In comparison, Alonso-Valerdi et al. [
19] evaluate the psycho and neurophysiological effects of various therapies, including TRT, neuro-modulation techniques (TEAE and ADT), and distress relief methods (BBT and music therapy), on a sample of 60 tinnitus sufferers and 11 control participants. They find that neuro-modulation therapies effectively reduced stress and anxiety without side effects, while TRT and music therapy primarily alleviated anxiety. However, TRT and BBT were also associated with increased anxiety. The researchers suggest that a more reliable method is needed to assign therapies based on patient profiles.
Another study [
39] confirms TRT’s effectiveness in reducing tinnitus and stress but cautioned against its use for patients with pre-existing anxiety. It finds BBT, TEAE, and ADT to be similarly effective in reducing tinnitus perception and managing stress and anxiety, with ADT presenting fewer side effects and TEAE not exacerbating tinnitus perception. Conversely, music therapy was deemed less effective as it could potentially worsen tinnitus perception. The authors emphasize the importance of tailoring therapies to individual patient conditions and recommend developing applications to monitor and register the daily use of acoustic therapies.
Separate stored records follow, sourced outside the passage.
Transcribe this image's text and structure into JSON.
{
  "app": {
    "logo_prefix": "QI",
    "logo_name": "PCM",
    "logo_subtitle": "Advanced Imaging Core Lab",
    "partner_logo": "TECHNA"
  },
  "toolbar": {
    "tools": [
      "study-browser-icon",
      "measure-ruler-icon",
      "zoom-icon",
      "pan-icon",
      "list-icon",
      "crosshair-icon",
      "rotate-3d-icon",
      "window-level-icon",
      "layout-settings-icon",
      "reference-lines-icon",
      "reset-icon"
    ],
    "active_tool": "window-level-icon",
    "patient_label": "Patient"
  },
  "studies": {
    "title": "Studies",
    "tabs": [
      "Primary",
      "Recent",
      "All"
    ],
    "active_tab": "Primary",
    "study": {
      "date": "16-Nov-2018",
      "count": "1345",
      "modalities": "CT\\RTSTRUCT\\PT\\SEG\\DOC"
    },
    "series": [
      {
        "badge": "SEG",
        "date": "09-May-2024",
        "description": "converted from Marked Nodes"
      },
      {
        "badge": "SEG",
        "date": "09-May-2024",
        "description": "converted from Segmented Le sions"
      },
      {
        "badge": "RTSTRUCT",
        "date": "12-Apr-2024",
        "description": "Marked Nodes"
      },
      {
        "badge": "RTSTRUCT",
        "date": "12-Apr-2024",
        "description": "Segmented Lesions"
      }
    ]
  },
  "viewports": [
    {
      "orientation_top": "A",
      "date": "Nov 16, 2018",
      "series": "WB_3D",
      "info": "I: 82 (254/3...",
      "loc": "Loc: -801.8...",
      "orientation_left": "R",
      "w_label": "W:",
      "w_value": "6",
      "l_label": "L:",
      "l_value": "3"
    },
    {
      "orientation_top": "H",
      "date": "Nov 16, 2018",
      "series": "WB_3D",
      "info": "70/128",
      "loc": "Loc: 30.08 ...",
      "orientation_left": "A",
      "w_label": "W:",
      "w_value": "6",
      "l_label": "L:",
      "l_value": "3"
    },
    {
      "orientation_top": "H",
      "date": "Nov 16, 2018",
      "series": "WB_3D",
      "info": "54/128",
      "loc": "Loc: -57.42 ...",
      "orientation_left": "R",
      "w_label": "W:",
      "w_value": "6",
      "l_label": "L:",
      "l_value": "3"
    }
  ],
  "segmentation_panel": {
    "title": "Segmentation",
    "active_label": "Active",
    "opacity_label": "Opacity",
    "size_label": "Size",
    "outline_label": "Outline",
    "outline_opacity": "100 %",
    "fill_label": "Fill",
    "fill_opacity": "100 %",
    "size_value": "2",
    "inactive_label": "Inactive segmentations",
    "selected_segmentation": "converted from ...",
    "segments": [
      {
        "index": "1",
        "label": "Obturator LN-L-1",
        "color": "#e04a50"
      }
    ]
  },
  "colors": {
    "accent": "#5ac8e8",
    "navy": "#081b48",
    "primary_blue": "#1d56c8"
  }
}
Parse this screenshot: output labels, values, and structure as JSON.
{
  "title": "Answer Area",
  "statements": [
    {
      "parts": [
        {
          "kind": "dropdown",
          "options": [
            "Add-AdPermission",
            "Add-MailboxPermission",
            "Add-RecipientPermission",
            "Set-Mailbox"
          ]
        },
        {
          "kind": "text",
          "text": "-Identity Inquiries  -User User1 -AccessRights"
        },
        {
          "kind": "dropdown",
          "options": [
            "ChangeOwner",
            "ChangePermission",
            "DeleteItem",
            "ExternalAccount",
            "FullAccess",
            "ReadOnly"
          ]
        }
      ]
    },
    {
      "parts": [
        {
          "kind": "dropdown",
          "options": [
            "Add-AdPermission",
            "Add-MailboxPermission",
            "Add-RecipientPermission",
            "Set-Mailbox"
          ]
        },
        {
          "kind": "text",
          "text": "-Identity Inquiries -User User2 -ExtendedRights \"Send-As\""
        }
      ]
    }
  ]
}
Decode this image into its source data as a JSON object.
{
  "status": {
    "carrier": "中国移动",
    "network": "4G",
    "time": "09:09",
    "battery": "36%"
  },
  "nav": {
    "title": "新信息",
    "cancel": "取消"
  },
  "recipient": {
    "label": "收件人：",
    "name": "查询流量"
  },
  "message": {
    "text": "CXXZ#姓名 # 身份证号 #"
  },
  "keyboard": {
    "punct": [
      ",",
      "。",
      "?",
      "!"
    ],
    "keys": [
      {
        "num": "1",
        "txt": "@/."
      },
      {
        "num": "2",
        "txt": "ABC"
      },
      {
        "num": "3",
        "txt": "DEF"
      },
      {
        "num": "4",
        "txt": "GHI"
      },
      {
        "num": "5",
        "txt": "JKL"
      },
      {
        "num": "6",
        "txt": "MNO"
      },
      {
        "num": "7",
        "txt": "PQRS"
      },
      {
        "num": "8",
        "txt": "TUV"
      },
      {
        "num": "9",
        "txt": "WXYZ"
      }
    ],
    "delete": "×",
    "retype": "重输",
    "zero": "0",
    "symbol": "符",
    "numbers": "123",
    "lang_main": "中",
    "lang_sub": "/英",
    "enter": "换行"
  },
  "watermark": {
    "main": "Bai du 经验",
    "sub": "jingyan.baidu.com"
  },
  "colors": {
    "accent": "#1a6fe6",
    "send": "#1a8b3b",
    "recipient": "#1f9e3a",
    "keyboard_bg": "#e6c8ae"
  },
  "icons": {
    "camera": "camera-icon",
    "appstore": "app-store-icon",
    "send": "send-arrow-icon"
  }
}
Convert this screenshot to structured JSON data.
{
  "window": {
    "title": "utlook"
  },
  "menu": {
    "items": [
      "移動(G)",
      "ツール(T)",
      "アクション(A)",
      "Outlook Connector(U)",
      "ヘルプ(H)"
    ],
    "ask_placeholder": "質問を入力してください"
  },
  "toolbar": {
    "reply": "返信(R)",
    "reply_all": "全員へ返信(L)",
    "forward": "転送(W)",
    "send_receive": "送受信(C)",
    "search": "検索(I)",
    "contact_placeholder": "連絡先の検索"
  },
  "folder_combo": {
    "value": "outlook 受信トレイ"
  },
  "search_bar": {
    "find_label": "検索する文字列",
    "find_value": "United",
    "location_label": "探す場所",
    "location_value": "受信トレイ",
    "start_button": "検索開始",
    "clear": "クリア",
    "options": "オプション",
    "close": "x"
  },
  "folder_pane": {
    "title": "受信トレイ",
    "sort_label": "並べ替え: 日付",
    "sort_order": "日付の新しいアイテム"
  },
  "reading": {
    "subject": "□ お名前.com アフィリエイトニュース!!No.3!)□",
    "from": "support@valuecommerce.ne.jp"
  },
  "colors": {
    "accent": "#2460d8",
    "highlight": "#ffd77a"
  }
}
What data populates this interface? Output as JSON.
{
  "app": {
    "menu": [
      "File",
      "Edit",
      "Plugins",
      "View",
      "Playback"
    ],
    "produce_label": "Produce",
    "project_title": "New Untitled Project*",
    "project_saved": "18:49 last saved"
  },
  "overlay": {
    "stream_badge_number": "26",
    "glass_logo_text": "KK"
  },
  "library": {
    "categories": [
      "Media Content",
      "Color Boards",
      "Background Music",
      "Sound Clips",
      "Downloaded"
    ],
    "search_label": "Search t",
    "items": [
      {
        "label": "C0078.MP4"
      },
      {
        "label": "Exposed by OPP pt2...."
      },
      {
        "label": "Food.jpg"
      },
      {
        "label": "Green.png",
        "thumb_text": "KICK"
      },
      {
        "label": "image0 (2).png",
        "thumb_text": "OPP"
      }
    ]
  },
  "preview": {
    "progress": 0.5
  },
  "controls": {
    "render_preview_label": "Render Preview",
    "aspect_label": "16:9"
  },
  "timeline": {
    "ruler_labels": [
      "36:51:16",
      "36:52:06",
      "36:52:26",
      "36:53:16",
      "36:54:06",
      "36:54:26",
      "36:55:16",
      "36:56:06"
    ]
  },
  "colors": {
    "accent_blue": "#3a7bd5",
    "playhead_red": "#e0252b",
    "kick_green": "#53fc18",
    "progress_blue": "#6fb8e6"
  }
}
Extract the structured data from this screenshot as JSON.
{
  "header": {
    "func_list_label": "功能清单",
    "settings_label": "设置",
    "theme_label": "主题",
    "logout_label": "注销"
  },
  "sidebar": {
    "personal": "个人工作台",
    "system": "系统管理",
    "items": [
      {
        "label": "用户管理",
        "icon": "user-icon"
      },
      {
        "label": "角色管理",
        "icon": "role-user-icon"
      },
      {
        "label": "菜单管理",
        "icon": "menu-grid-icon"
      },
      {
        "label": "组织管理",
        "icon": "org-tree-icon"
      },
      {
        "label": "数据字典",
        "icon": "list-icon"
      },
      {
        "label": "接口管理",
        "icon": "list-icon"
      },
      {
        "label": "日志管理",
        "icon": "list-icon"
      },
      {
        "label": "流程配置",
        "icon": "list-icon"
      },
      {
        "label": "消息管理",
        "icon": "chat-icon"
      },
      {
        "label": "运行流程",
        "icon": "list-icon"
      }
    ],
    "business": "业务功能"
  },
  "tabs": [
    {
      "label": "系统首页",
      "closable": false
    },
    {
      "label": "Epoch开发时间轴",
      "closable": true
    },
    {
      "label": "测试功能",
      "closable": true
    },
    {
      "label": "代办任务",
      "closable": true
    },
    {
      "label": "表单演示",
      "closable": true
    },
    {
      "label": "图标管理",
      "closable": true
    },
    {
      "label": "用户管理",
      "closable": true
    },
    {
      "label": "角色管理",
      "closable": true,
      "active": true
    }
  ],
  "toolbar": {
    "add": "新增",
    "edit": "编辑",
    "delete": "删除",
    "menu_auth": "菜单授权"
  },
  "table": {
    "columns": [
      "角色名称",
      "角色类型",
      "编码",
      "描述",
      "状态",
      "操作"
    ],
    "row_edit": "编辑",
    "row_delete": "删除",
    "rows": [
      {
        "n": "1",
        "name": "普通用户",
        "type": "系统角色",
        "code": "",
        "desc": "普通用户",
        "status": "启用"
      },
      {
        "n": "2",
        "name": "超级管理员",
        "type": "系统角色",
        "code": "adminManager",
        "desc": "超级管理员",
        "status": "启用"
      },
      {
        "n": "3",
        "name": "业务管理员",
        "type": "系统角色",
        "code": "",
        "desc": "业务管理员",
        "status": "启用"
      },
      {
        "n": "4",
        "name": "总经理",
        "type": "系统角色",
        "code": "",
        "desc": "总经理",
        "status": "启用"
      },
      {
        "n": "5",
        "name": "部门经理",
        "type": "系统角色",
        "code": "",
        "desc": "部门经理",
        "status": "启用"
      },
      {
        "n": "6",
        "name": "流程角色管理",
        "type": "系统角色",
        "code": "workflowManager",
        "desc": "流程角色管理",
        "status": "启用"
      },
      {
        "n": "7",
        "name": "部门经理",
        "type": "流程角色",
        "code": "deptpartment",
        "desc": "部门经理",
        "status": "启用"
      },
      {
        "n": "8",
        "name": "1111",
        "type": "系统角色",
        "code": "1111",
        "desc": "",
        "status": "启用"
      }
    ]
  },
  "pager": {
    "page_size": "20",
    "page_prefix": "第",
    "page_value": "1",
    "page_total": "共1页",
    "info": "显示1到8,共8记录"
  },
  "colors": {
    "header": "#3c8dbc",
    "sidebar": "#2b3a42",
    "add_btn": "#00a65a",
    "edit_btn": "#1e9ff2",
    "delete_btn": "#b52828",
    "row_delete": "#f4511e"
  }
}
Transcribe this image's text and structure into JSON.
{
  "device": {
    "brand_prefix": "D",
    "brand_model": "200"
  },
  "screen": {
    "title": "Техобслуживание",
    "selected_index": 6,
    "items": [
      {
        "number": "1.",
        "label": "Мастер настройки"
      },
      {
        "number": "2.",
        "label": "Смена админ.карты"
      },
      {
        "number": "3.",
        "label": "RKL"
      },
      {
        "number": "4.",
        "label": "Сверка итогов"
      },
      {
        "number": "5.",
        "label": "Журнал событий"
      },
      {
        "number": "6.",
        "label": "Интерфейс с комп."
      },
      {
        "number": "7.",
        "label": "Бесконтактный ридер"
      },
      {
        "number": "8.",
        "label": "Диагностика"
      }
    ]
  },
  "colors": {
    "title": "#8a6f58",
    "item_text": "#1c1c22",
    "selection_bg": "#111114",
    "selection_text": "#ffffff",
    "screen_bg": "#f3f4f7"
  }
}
Overall, while all three studies underscore TRT’s efficacy, they also highlight the need for personalized treatment tailored to individual patient profiles. These studies offer varied insights into the neurophysiological and psychological impacts of different acoustic therapies. Additionally, this study presents data showing that TRT yields superior recovery rates and more significant reductions in tinnitus severity compared to other therapies, reinforcing its potential as a highly effective treatment option.